Enter tokens | 29,920 | $0.00265 | $0.07929 |
Output tokens | 470 | $0.00350 | $0.00165 |
Once the two fashions are fully integrated, the cost of a dialogue run on LLaMA 3 is expected to be approximately 50% lower than one on GPT-4, for comparable results. Regardless of circumstances, server costs must be factored into the Llama 3 calculation.
This statement represents the totality of Large Language Models’ worth. As you craft your product, various factors converge to shape its unique characteristics, including the choice between a multi-prompt and single-prompt approach.
While firms may consider building conversational AI in-house as a core service, it’s possible that the investment required to develop such technology might not be justified by the potential returns, especially when comparing it to the quality of pre-existing solutions available on the market.
Regardless of the path chosen, incorporating a conversational AI will be incredibly beneficial.
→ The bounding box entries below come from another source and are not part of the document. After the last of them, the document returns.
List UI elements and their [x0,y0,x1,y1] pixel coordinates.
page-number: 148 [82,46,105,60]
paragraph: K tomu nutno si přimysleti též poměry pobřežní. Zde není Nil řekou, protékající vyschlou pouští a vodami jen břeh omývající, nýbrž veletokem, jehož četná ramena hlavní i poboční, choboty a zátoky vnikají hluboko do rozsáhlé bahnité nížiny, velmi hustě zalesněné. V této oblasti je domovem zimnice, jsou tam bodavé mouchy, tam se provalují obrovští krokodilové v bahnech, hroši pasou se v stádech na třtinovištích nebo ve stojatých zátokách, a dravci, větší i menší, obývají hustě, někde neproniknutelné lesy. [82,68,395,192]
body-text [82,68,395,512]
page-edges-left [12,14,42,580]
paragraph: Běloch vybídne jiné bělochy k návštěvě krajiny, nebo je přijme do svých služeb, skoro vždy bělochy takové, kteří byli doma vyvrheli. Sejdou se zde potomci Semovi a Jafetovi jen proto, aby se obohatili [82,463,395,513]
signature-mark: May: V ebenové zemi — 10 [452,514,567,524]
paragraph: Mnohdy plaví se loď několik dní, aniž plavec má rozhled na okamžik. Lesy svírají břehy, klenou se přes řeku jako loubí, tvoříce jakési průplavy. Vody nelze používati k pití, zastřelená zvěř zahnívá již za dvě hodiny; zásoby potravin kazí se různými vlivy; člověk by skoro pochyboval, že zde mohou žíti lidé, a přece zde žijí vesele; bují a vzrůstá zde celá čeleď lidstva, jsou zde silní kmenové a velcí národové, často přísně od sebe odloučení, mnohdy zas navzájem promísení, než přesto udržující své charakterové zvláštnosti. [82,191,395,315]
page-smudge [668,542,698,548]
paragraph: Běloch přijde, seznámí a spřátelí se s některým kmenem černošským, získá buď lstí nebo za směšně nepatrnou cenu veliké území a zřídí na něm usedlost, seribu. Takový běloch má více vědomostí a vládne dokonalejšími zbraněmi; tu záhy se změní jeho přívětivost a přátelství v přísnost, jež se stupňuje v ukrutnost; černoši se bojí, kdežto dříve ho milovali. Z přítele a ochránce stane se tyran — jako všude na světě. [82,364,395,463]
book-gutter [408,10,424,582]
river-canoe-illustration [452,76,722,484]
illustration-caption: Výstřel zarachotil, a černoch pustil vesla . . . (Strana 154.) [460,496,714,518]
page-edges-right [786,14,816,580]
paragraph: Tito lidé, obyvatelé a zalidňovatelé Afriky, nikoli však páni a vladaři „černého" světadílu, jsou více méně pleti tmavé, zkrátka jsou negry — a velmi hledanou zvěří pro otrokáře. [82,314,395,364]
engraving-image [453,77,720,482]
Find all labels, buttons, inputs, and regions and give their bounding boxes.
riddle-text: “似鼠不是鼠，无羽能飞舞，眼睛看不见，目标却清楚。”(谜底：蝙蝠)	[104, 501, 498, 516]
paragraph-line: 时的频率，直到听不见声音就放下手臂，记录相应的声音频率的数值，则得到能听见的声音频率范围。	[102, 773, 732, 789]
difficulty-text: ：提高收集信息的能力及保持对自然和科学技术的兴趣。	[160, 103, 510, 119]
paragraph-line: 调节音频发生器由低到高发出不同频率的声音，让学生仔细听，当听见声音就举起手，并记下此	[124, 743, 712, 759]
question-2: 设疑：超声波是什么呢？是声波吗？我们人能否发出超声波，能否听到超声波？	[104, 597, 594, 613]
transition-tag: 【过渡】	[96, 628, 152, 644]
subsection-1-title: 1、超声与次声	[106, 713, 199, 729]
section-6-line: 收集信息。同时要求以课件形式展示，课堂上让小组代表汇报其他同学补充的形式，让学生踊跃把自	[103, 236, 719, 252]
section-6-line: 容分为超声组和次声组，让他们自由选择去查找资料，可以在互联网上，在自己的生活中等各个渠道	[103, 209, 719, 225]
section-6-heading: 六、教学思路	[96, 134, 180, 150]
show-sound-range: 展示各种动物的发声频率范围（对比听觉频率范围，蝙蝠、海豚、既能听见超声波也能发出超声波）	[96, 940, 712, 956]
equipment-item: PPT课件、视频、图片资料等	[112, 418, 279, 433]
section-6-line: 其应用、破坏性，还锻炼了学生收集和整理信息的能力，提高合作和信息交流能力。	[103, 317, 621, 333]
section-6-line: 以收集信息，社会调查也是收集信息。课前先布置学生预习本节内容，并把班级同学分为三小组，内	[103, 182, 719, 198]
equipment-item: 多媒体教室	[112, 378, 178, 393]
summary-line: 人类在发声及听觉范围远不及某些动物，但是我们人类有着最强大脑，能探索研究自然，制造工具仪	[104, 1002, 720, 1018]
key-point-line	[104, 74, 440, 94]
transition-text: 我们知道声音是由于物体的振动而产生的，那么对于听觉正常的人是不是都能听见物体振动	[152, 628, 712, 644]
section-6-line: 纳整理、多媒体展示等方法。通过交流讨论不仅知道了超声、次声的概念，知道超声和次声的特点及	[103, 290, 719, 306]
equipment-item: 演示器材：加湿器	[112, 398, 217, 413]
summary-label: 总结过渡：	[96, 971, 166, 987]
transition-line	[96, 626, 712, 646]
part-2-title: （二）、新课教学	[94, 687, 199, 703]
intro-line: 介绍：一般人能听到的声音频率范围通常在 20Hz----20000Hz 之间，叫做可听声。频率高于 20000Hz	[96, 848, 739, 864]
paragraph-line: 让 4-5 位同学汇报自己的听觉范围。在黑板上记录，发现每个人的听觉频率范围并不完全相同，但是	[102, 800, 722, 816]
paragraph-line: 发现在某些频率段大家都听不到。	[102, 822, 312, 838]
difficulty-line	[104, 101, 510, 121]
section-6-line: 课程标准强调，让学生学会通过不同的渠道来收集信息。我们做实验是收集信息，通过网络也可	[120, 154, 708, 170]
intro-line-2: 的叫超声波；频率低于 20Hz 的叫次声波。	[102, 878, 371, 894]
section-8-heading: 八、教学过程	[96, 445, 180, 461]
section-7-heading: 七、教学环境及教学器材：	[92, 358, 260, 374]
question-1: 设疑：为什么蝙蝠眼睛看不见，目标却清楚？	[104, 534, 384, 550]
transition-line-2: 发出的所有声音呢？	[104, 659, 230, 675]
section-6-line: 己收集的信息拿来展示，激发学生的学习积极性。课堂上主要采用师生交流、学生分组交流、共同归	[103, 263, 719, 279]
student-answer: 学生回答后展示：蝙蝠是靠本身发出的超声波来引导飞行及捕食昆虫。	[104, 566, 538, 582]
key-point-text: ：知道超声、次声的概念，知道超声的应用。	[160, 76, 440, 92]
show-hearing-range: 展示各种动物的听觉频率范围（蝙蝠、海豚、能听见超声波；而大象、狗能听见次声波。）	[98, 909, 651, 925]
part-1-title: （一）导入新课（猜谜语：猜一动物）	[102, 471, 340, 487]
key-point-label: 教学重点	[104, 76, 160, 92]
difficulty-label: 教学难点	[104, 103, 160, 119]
Ensure you remain constantly informed by what constitutes strategic value within your organization’s unique context and the needs of your clients.
Welcome to the VentureBeat neighborhood!
Data Decision Makers is a platform where experts in consulting and technology collaborate to share groundbreaking data-driven insights, innovations, and best practices.
Join our community at DataDecisionMakers to explore pioneering ideas, stay informed about the latest insights, discover best practices, and shape the future of data and technology.
Wouldn’t you consider taking into account your own personal factors?